Es wird nötig sein, sich auf Forderungen aus den siebziger Jahren zu besinnen und sie zu modifizieren. Seinerzeit wurde, vorrangig von der IG Metall, wenn ich mich richtig erinnere, gefordert, eine Maschinensteuer einzuführen, die dazu dienen sollte, die ansteigende technologisch begründete Arbeitslosigkeit gegenzufinanzieren. Hier mag der richtige Weg schon aufgezeigt sein. Wir brauchen eine Koppelung der Sozialausgaben, also der individuellen Transferleistungen, an die wirtschaftliche Prosperität und zwar so, dass Rückgänge auch über einen längeren Zeitraum aufgefangen werden können.
Man wird auch nicht länger auf eine höhere Besteuerung höhere Einkommen verzichten können. Die Steuerlasten für hohe Einkommen sind seit den fünfziger Jahren beständig zurückgegangen, während zugleich die Staatsausgaben gestiegen sind. Das ist eine Politik, die geradewegs zum Auseinanderbrechen der Basis des bürgerlichen Staates führen muss. Diese Politik muss ein Ende finden.
Meine Partei, die DKP und auch große Teile der Gewerkschaften sind aus gute Gründen gegen ein „bedingungsloses Grundeinkommen“. Auch ich war aus diesen Gründen, die ich gleich skizzieren werde dagegen. Ich war auch deshalb dagegen, weil ich davon ausging, dass ein Grundeinkommen von 1000 Euro (damit rechnet es sich am Besten) bei 80 Millionen Empfängern eine Geldmenge von 960 Milliarden Kaufkraft im Jahr schaffen, die fast vollständig in die Konsumption fließen und damit einen inflationären Prozess in Gang setzen könnte. Insbesondere im Bereich der Bedarfe (Grundnahrungsmitteln, Mieten, Verbrauchs- und Energiekosten) und natürlich auch im Bereich der Bedürfnisse, soweit es sich nicht um Luxusnachfrage handelt. Ich halte diese Argumente inzwischen für falsch. Erstens ist die Gefahr einer Deflation bei wegbrechendem Mittelstand ebenso hoch, zweitens ist ja die Frage, ob es nicht ohnehin ein Nachfrageloch in der Höhe eines solchen Grundeinkommens gibt, nicht von der Hand zu weisen.
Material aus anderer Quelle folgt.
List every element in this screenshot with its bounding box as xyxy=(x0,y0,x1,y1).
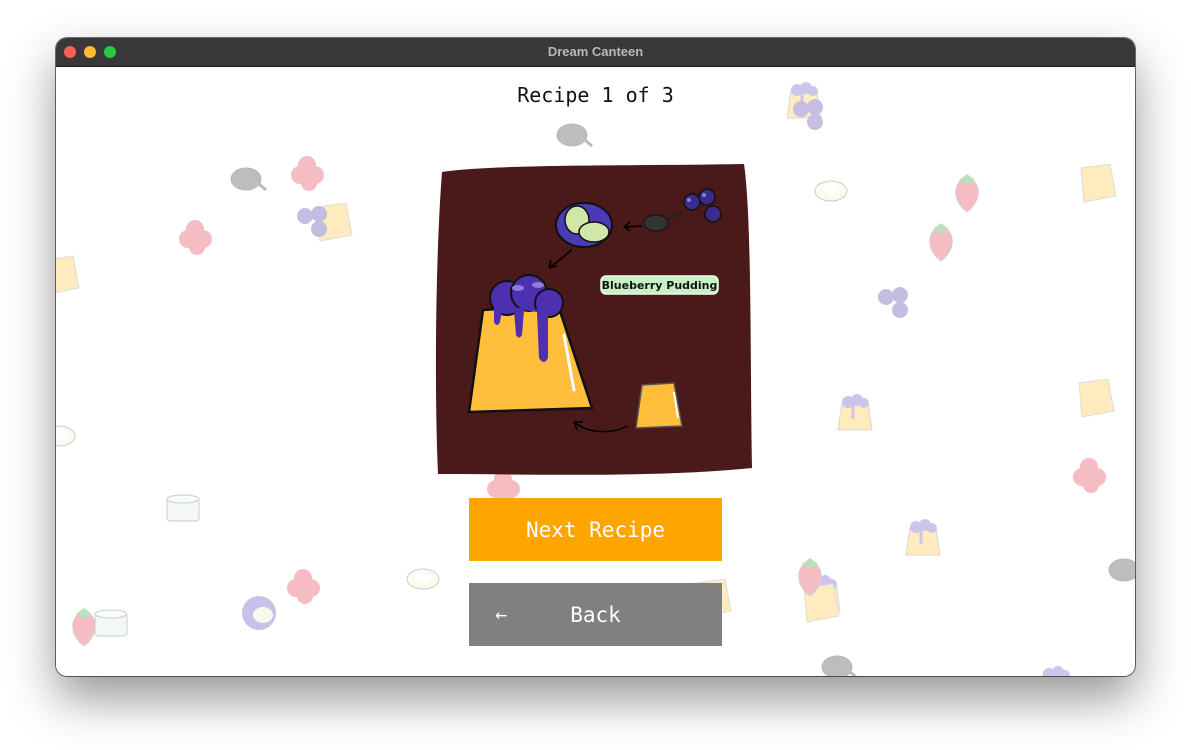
title-bar[interactable]: Dream Canteen xyxy=(56,38,1135,67)
next-recipe-label: Next Recipe xyxy=(525,517,666,542)
window-title: Dream Canteen xyxy=(547,44,644,59)
small-pudding-illustration xyxy=(635,382,683,429)
main-content: Recipe 1 of 3 Blueberry Pudding Next Rec… xyxy=(56,67,1135,676)
app-window: Dream Canteen Recipe 1 of 3 Blueberry Pu… xyxy=(56,38,1135,676)
next-recipe-button[interactable]: Next Recipe xyxy=(469,498,722,561)
blueberry-half-illustration xyxy=(555,202,613,248)
recipe-counter: Recipe 1 of 3 xyxy=(517,83,674,107)
back-label: Back xyxy=(570,602,621,627)
back-button[interactable]: ← Back xyxy=(469,583,722,646)
recipe-illustration: Blueberry Pudding xyxy=(435,164,752,475)
back-arrow-icon: ← xyxy=(495,602,508,626)
recipe-name-label: Blueberry Pudding xyxy=(602,279,718,292)
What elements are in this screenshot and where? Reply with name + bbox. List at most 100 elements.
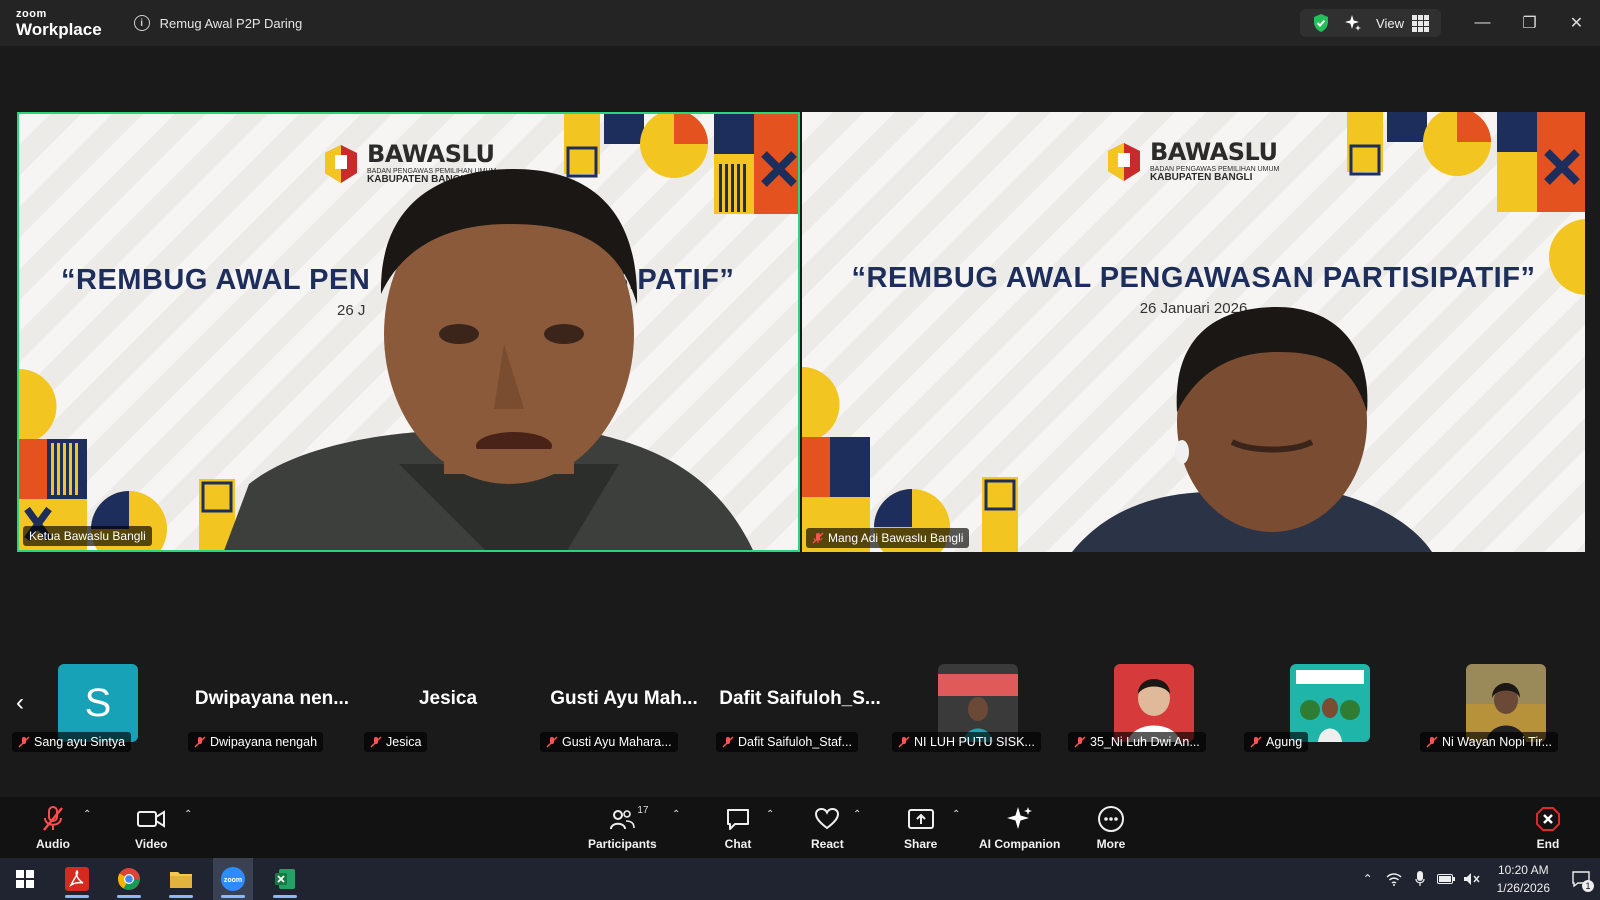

Die Argumente meiner Partei und von Teilen der Gewerkschaften, sind da schon stichhaltiger: Es bestünde die Gefahr, so wird durchaus stichhaltig argumentiert, dass die Löhne sinken und die indirekten Steuern steigen würden, weil sich der Staat gegenfinanzieren müsste. Aber auch bei diesen Argumenten muss man angesichts der Situation fragen, ob nicht der Versuch durch ausreichende Mindestlöhne (in Luxemburg, das zwar kleiner als Deutschland ist, aber sich wirtschaftlich nicht stark unterscheidet, liegt der Mindestlohn bei ca. 1300 Euro im Monat) und Höchstpreisgesetzgebungen auf Grundbedarfe gegenzusteuern, einen Weg darstellt, eine Massenverelendung zu verhindern. Natürlich müsste ein bedingungsloses Grundeinkommen in genügendem Maße der Inflation angepasst werden. Ich bin mir allerdings nicht sicher, ob nicht doch die negativen Folgen überwiegen würden.
Letztlich wird aber, wenn die Finanzierung der Transferzahlungen nicht aus dem Generationenvertrag herausgenommen wird, eher früher als später, der Zeitpunkt kommen, zu dem es in Deutschland eine reiche Oberschicht mit einer hohen Sparrate gibt und eine Unterschicht, die das Gros der Bevölkerung darstellt, während die Mittelschicht marginalisiert wird. Das kann auch von jenen bürgerlichen Politikern nicht gewollt sein, die sich abseits der neoliberalen Politik verorten, welche zurzeit noch die Oberhand hat.